What Is the FHSA?
The First Home Savings Account (FHSA) is a registered account introduced by the Canadian federal government in 2023, designed to help first-time homebuyers save for a down payment in a tax-advantaged way. The FHSA combines elements of both a Registered Retirement Savings Plan (RRSP) and a Tax-Free Savings Account (TFSA), offering a powerful tool for aspiring homeowners.
How the FHSA Works
Contributions to an FHSA are tax-deductible, similar to an RRSP, meaning they reduce your taxable income in the year of contribution. The growth within the account is tax-free, similar to a TFSA. And qualifying withdrawals made for the purpose of purchasing a first home are entirely tax-free. This triple tax advantage makes the FHSA the most powerful savings vehicle available to Canadian first-time buyers.
The annual contribution limit for the FHSA is $8,000, with a lifetime contribution limit of $40,000 per individual. Unused contribution room can be carried forward, allowing for catch-up contributions. The account must be opened no later than the year the holder turns 71, and qualifying withdrawals must be made for the purchase of a first home in Canada.
Who Can Open an FHSA?
To open an FHSA, you must be a Canadian resident, at least 18 years of age, and a first-time homebuyer as defined by the government — meaning you have not owned a qualifying home at any time during the current year or the preceding four calendar years. The FHSA is available at most major Canadian financial institutions.

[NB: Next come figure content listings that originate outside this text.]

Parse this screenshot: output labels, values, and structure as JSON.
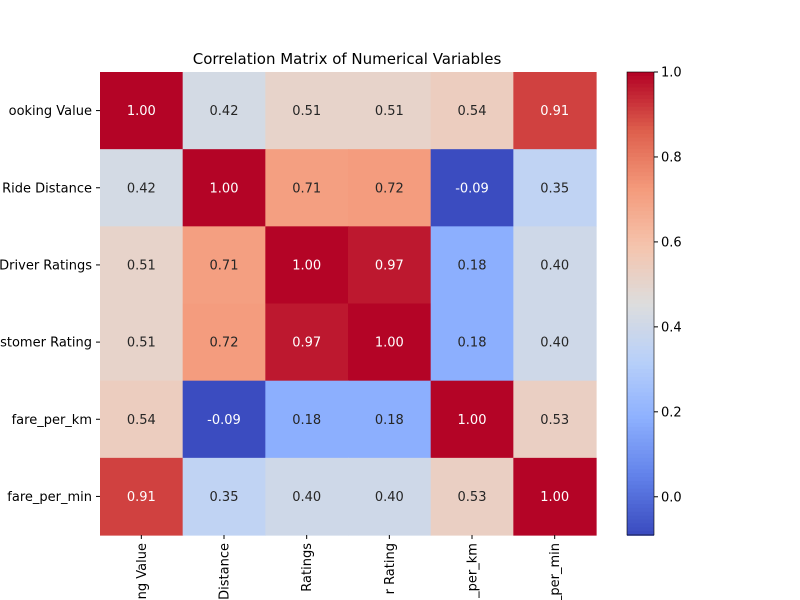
{
  "chart_data": {
    "type": "heatmap",
    "title": "Correlation Matrix of Numerical Variables",
    "rows": [
      "ooking Value",
      "Ride Distance",
      "Driver Ratings",
      "stomer Rating",
      "fare_per_km",
      "fare_per_min"
    ],
    "columns": [
      "ng Value",
      "Distance",
      "Ratings",
      "r Rating",
      "_per_km",
      "_per_min"
    ],
    "values": [
      [
        1.0,
        0.42,
        0.51,
        0.51,
        0.54,
        0.91
      ],
      [
        0.42,
        1.0,
        0.71,
        0.72,
        -0.09,
        0.35
      ],
      [
        0.51,
        0.71,
        1.0,
        0.97,
        0.18,
        0.4
      ],
      [
        0.51,
        0.72,
        0.97,
        1.0,
        0.18,
        0.4
      ],
      [
        0.54,
        -0.09,
        0.18,
        0.18,
        1.0,
        0.53
      ],
      [
        0.91,
        0.35,
        0.4,
        0.4,
        0.53,
        1.0
      ]
    ],
    "value_labels": [
      [
        "1.00",
        "0.42",
        "0.51",
        "0.51",
        "0.54",
        "0.91"
      ],
      [
        "0.42",
        "1.00",
        "0.71",
        "0.72",
        "-0.09",
        "0.35"
      ],
      [
        "0.51",
        "0.71",
        "1.00",
        "0.97",
        "0.18",
        "0.40"
      ],
      [
        "0.51",
        "0.72",
        "0.97",
        "1.00",
        "0.18",
        "0.40"
      ],
      [
        "0.54",
        "-0.09",
        "0.18",
        "0.18",
        "1.00",
        "0.53"
      ],
      [
        "0.91",
        "0.35",
        "0.40",
        "0.40",
        "0.53",
        "1.00"
      ]
    ],
    "colormap": "coolwarm",
    "vmin": -0.09,
    "vmax": 1.0,
    "colorbar": {
      "ticks": [
        0.0,
        0.2,
        0.4,
        0.6,
        0.8,
        1.0
      ],
      "tick_labels": [
        "0.0",
        "0.2",
        "0.4",
        "0.6",
        "0.8",
        "1.0"
      ]
    }
  }
}
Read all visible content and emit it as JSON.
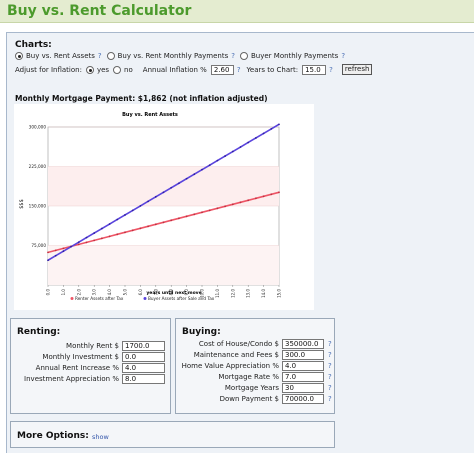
{
  "header": {
    "title": "Buy vs. Rent Calculator"
  },
  "charts_section": {
    "label": "Charts:",
    "options": [
      {
        "label": "Buy vs. Rent Assets",
        "selected": true
      },
      {
        "label": "Buy vs. Rent Monthly Payments",
        "selected": false
      },
      {
        "label": "Buyer Monthly Payments",
        "selected": false
      }
    ],
    "help": "?",
    "adjust_label": "Adjust for Inflation:",
    "adjust_yes": "yes",
    "adjust_no": "no",
    "inflation_label": "Annual Inflation %",
    "inflation_value": "2.60",
    "years_label": "Years to Chart:",
    "years_value": "15.0",
    "refresh_label": "refresh"
  },
  "mortgage_line": "Monthly Mortgage Payment: $1,862   (not inflation adjusted)",
  "chart_data": {
    "type": "line",
    "title": "Buy vs. Rent Assets",
    "xlabel": "years until next move",
    "ylabel": "$$$",
    "x": [
      0,
      0.5,
      1,
      1.5,
      2,
      2.5,
      3,
      3.5,
      4,
      4.5,
      5,
      5.5,
      6,
      6.5,
      7,
      7.5,
      8,
      8.5,
      9,
      9.5,
      10,
      10.5,
      11,
      11.5,
      12,
      12.5,
      13,
      13.5,
      14,
      14.5,
      15
    ],
    "x_ticks": [
      "0.0",
      "1.0",
      "2.0",
      "3.0",
      "4.0",
      "5.0",
      "6.0",
      "7.0",
      "8.0",
      "9.0",
      "10.0",
      "11.0",
      "12.0",
      "13.0",
      "14.0",
      "15.0"
    ],
    "xlim": [
      0,
      15
    ],
    "y_ticks": [
      "75,000",
      "150,000",
      "225,000",
      "300,000"
    ],
    "ylim": [
      0,
      300000
    ],
    "series": [
      {
        "name": "Renter Assets after Tax",
        "color": "#ee5566",
        "values": [
          62000,
          65800,
          69600,
          73400,
          77200,
          81000,
          84800,
          88600,
          92400,
          96200,
          100000,
          103800,
          107600,
          111400,
          115200,
          119000,
          122800,
          126600,
          130400,
          134200,
          138000,
          141800,
          145600,
          149400,
          153200,
          157000,
          160800,
          164600,
          168400,
          172200,
          176000
        ]
      },
      {
        "name": "Buyer Assets after Sale and Tax",
        "color": "#5a44dd",
        "values": [
          47000,
          55600,
          64200,
          72800,
          81400,
          90000,
          98600,
          107200,
          115800,
          124400,
          133000,
          141600,
          150200,
          158800,
          167400,
          176000,
          184600,
          193200,
          201800,
          210400,
          219000,
          227600,
          236200,
          244800,
          253400,
          262000,
          270600,
          279200,
          287800,
          296400,
          305000
        ]
      }
    ],
    "grid": true,
    "legend": "bottom"
  },
  "renting": {
    "title": "Renting:",
    "fields": [
      {
        "label": "Monthly Rent $",
        "value": "1700.0"
      },
      {
        "label": "Monthly Investment $",
        "value": "0.0"
      },
      {
        "label": "Annual Rent Increase %",
        "value": "4.0"
      },
      {
        "label": "Investment Appreciation %",
        "value": "8.0"
      }
    ]
  },
  "buying": {
    "title": "Buying:",
    "fields": [
      {
        "label": "Cost of House/Condo $",
        "value": "350000.0"
      },
      {
        "label": "Maintenance and Fees $",
        "value": "300.0"
      },
      {
        "label": "Home Value Appreciation %",
        "value": "4.0"
      },
      {
        "label": "Mortgage Rate %",
        "value": "7.0"
      },
      {
        "label": "Mortgage Years",
        "value": "30"
      },
      {
        "label": "Down Payment $",
        "value": "70000.0"
      }
    ]
  },
  "more_options": {
    "title": "More Options:",
    "link": "show"
  },
  "colors": {
    "header_bg": "#e4ecd0",
    "title_green": "#4c9a2c",
    "panel_bg": "#eef2f7"
  }
}
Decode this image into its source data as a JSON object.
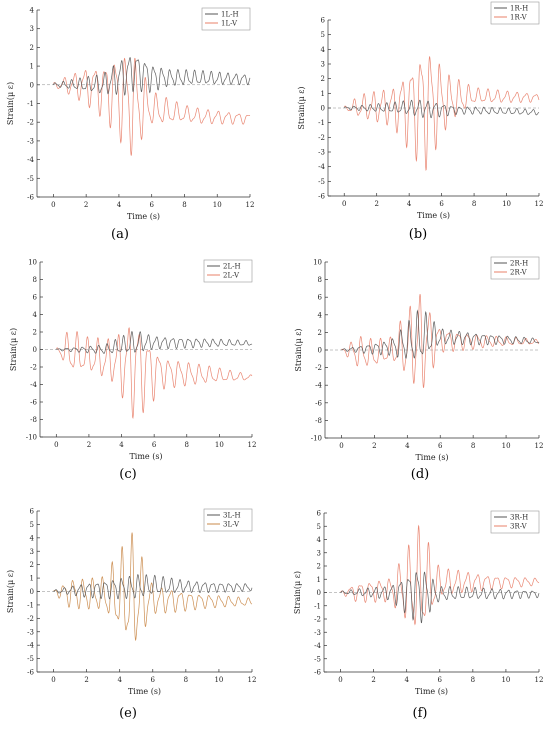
{
  "colors": {
    "h_series": "#555555",
    "v_series": "#e8806a",
    "v_series_alt": "#c9894a"
  },
  "chart_data": [
    {
      "panel": "(a)",
      "type": "line",
      "xlabel": "Time (s)",
      "ylabel": "Strain(μ ε)",
      "xlim": [
        -1,
        12
      ],
      "ylim": [
        -6,
        4
      ],
      "xticks": [
        0,
        2,
        4,
        6,
        8,
        10,
        12
      ],
      "yticks": [
        -6,
        -5,
        -4,
        -3,
        -2,
        -1,
        0,
        1,
        2,
        3,
        4
      ],
      "legend": "top-right",
      "series": [
        {
          "name": "1L-H",
          "color": "#555555",
          "baseline": [
            [
              0,
              0
            ],
            [
              3,
              0
            ],
            [
              5,
              0.8
            ],
            [
              6,
              0.4
            ],
            [
              12,
              0.3
            ]
          ],
          "amp": [
            [
              0,
              0.1
            ],
            [
              3,
              0.6
            ],
            [
              4.5,
              1.2
            ],
            [
              5.5,
              1.0
            ],
            [
              7,
              0.5
            ],
            [
              12,
              0.3
            ]
          ],
          "freq": 2.0
        },
        {
          "name": "1L-V",
          "color": "#e8806a",
          "baseline": [
            [
              0,
              0
            ],
            [
              2,
              0
            ],
            [
              3.5,
              -0.3
            ],
            [
              5,
              -1.0
            ],
            [
              6.5,
              -1.4
            ],
            [
              9,
              -1.7
            ],
            [
              12,
              -1.8
            ]
          ],
          "amp": [
            [
              0,
              0.1
            ],
            [
              1,
              0.6
            ],
            [
              3,
              1.6
            ],
            [
              4.8,
              3.2
            ],
            [
              6,
              1.0
            ],
            [
              8,
              0.5
            ],
            [
              12,
              0.3
            ]
          ],
          "freq": 1.6
        }
      ]
    },
    {
      "panel": "(b)",
      "type": "line",
      "xlabel": "Time (s)",
      "ylabel": "Strain(μ ε)",
      "xlim": [
        -1,
        12
      ],
      "ylim": [
        -6,
        6
      ],
      "xticks": [
        0,
        2,
        4,
        6,
        8,
        10,
        12
      ],
      "yticks": [
        -6,
        -5,
        -4,
        -3,
        -2,
        -1,
        0,
        1,
        2,
        3,
        4,
        5,
        6
      ],
      "legend": "top-right",
      "series": [
        {
          "name": "1R-H",
          "color": "#555555",
          "baseline": [
            [
              0,
              0
            ],
            [
              4,
              0
            ],
            [
              6,
              -0.1
            ],
            [
              9,
              -0.2
            ],
            [
              12,
              -0.3
            ]
          ],
          "amp": [
            [
              0,
              0.1
            ],
            [
              3,
              0.4
            ],
            [
              5,
              0.7
            ],
            [
              7,
              0.3
            ],
            [
              12,
              0.2
            ]
          ],
          "freq": 2.0
        },
        {
          "name": "1R-V",
          "color": "#e8806a",
          "baseline": [
            [
              0,
              0
            ],
            [
              4,
              0.2
            ],
            [
              6,
              0.5
            ],
            [
              8,
              0.8
            ],
            [
              12,
              0.7
            ]
          ],
          "amp": [
            [
              0,
              0.1
            ],
            [
              1,
              0.9
            ],
            [
              3,
              1.5
            ],
            [
              5,
              4.8
            ],
            [
              6.5,
              1.8
            ],
            [
              8,
              0.6
            ],
            [
              12,
              0.3
            ]
          ],
          "freq": 1.7
        }
      ]
    },
    {
      "panel": "(c)",
      "type": "line",
      "xlabel": "Time (s)",
      "ylabel": "Strain(μ ε)",
      "xlim": [
        -1,
        12
      ],
      "ylim": [
        -10,
        10
      ],
      "xticks": [
        0,
        2,
        4,
        6,
        8,
        10,
        12
      ],
      "yticks": [
        -10,
        -8,
        -6,
        -4,
        -2,
        0,
        2,
        4,
        6,
        8,
        10
      ],
      "legend": "top-right",
      "series": [
        {
          "name": "2L-H",
          "color": "#555555",
          "baseline": [
            [
              0,
              0
            ],
            [
              3,
              0
            ],
            [
              5,
              0.8
            ],
            [
              7,
              0.8
            ],
            [
              12,
              0.7
            ]
          ],
          "amp": [
            [
              0,
              0.1
            ],
            [
              3,
              0.6
            ],
            [
              4.8,
              1.5
            ],
            [
              6,
              0.8
            ],
            [
              12,
              0.3
            ]
          ],
          "freq": 2.0
        },
        {
          "name": "2L-V",
          "color": "#e8806a",
          "baseline": [
            [
              0,
              0
            ],
            [
              2,
              -0.8
            ],
            [
              4,
              -1.5
            ],
            [
              6,
              -2.5
            ],
            [
              8,
              -2.8
            ],
            [
              12,
              -3.2
            ]
          ],
          "amp": [
            [
              0,
              0.1
            ],
            [
              0.8,
              2.8
            ],
            [
              2,
              2.2
            ],
            [
              3.5,
              2.8
            ],
            [
              4.8,
              6.5
            ],
            [
              6.5,
              2.0
            ],
            [
              9,
              1.2
            ],
            [
              12,
              0.3
            ]
          ],
          "freq": 1.6
        }
      ]
    },
    {
      "panel": "(d)",
      "type": "line",
      "xlabel": "Time (s)",
      "ylabel": "Strain(μ ε)",
      "xlim": [
        -1,
        12
      ],
      "ylim": [
        -10,
        10
      ],
      "xticks": [
        0,
        2,
        4,
        6,
        8,
        10,
        12
      ],
      "yticks": [
        -10,
        -8,
        -6,
        -4,
        -2,
        0,
        2,
        4,
        6,
        8,
        10
      ],
      "legend": "top-right",
      "series": [
        {
          "name": "2R-H",
          "color": "#555555",
          "baseline": [
            [
              0,
              0
            ],
            [
              3,
              0.3
            ],
            [
              5,
              1.5
            ],
            [
              7,
              1.4
            ],
            [
              12,
              1.0
            ]
          ],
          "amp": [
            [
              0,
              0.1
            ],
            [
              3,
              1.0
            ],
            [
              4.8,
              3.5
            ],
            [
              6,
              1.0
            ],
            [
              12,
              0.3
            ]
          ],
          "freq": 2.0
        },
        {
          "name": "2R-V",
          "color": "#e8806a",
          "baseline": [
            [
              0,
              0
            ],
            [
              2,
              -0.5
            ],
            [
              4,
              0.5
            ],
            [
              6,
              1.2
            ],
            [
              8,
              1.0
            ],
            [
              12,
              0.9
            ]
          ],
          "amp": [
            [
              0,
              0.1
            ],
            [
              1,
              2.0
            ],
            [
              3,
              1.5
            ],
            [
              4.8,
              6.5
            ],
            [
              6,
              1.5
            ],
            [
              9,
              0.7
            ],
            [
              12,
              0.3
            ]
          ],
          "freq": 1.7
        }
      ]
    },
    {
      "panel": "(e)",
      "type": "line",
      "xlabel": "Time (s)",
      "ylabel": "Strain(μ ε)",
      "xlim": [
        -1,
        12
      ],
      "ylim": [
        -6,
        6
      ],
      "xticks": [
        0,
        2,
        4,
        6,
        8,
        10,
        12
      ],
      "yticks": [
        -6,
        -5,
        -4,
        -3,
        -2,
        -1,
        0,
        1,
        2,
        3,
        4,
        5,
        6
      ],
      "legend": "top-right",
      "series": [
        {
          "name": "3L-H",
          "color": "#555555",
          "baseline": [
            [
              0,
              0
            ],
            [
              3,
              0.2
            ],
            [
              6,
              0.4
            ],
            [
              12,
              0.3
            ]
          ],
          "amp": [
            [
              0,
              0.1
            ],
            [
              2,
              0.6
            ],
            [
              5,
              1.0
            ],
            [
              8,
              0.5
            ],
            [
              12,
              0.3
            ]
          ],
          "freq": 2.0
        },
        {
          "name": "3L-V",
          "color": "#c9894a",
          "baseline": [
            [
              0,
              0
            ],
            [
              2,
              -0.2
            ],
            [
              4,
              -0.3
            ],
            [
              6,
              -0.6
            ],
            [
              9,
              -0.7
            ],
            [
              12,
              -0.8
            ]
          ],
          "amp": [
            [
              0,
              0.1
            ],
            [
              1,
              1.2
            ],
            [
              3,
              1.4
            ],
            [
              4.8,
              5.0
            ],
            [
              6,
              1.2
            ],
            [
              9,
              0.6
            ],
            [
              12,
              0.3
            ]
          ],
          "freq": 1.7
        }
      ]
    },
    {
      "panel": "(f)",
      "type": "line",
      "xlabel": "Time (s)",
      "ylabel": "Strain(μ ε)",
      "xlim": [
        -1,
        12
      ],
      "ylim": [
        -6,
        6
      ],
      "xticks": [
        0,
        2,
        4,
        6,
        8,
        10,
        12
      ],
      "yticks": [
        -6,
        -5,
        -4,
        -3,
        -2,
        -1,
        0,
        1,
        2,
        3,
        4,
        5,
        6
      ],
      "legend": "top-right",
      "series": [
        {
          "name": "3R-H",
          "color": "#555555",
          "baseline": [
            [
              0,
              0
            ],
            [
              4,
              0
            ],
            [
              6,
              -0.1
            ],
            [
              12,
              -0.1
            ]
          ],
          "amp": [
            [
              0,
              0.1
            ],
            [
              3,
              0.6
            ],
            [
              4.8,
              2.5
            ],
            [
              6,
              0.6
            ],
            [
              12,
              0.3
            ]
          ],
          "freq": 2.0
        },
        {
          "name": "3R-V",
          "color": "#e8806a",
          "baseline": [
            [
              0,
              0
            ],
            [
              3,
              0.2
            ],
            [
              5,
              0.5
            ],
            [
              7,
              0.8
            ],
            [
              12,
              0.8
            ]
          ],
          "amp": [
            [
              0,
              0.1
            ],
            [
              1,
              0.8
            ],
            [
              3,
              1.0
            ],
            [
              4.8,
              4.8
            ],
            [
              6,
              1.2
            ],
            [
              9,
              0.6
            ],
            [
              12,
              0.3
            ]
          ],
          "freq": 1.7
        }
      ]
    }
  ]
}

FHSA vs RRSP Home Buyers’ Plan
Canadian first-time buyers also have access to the Home Buyers’ Plan (HBP), which allows them to withdraw up to $60,000 from their RRSP tax-free to purchase a qualifying home, provided the withdrawn funds are repaid to the RRSP over 15 years. The FHSA and HBP can be used together for the same qualifying home purchase, allowing a first-time buyer couple to access a combined $100,000 or more in registered savings for a down payment.
Maximizing the FHSA
The key to maximizing the FHSA is to open one as soon as possible, even if you do not plan to buy a home in the near term. Once the account is open, the contribution room accumulates and unused room carries forward. Contributing the maximum $8,000 annually and investing in a diversified portfolio within the FHSA can result in a substantial tax-free down payment fund over time.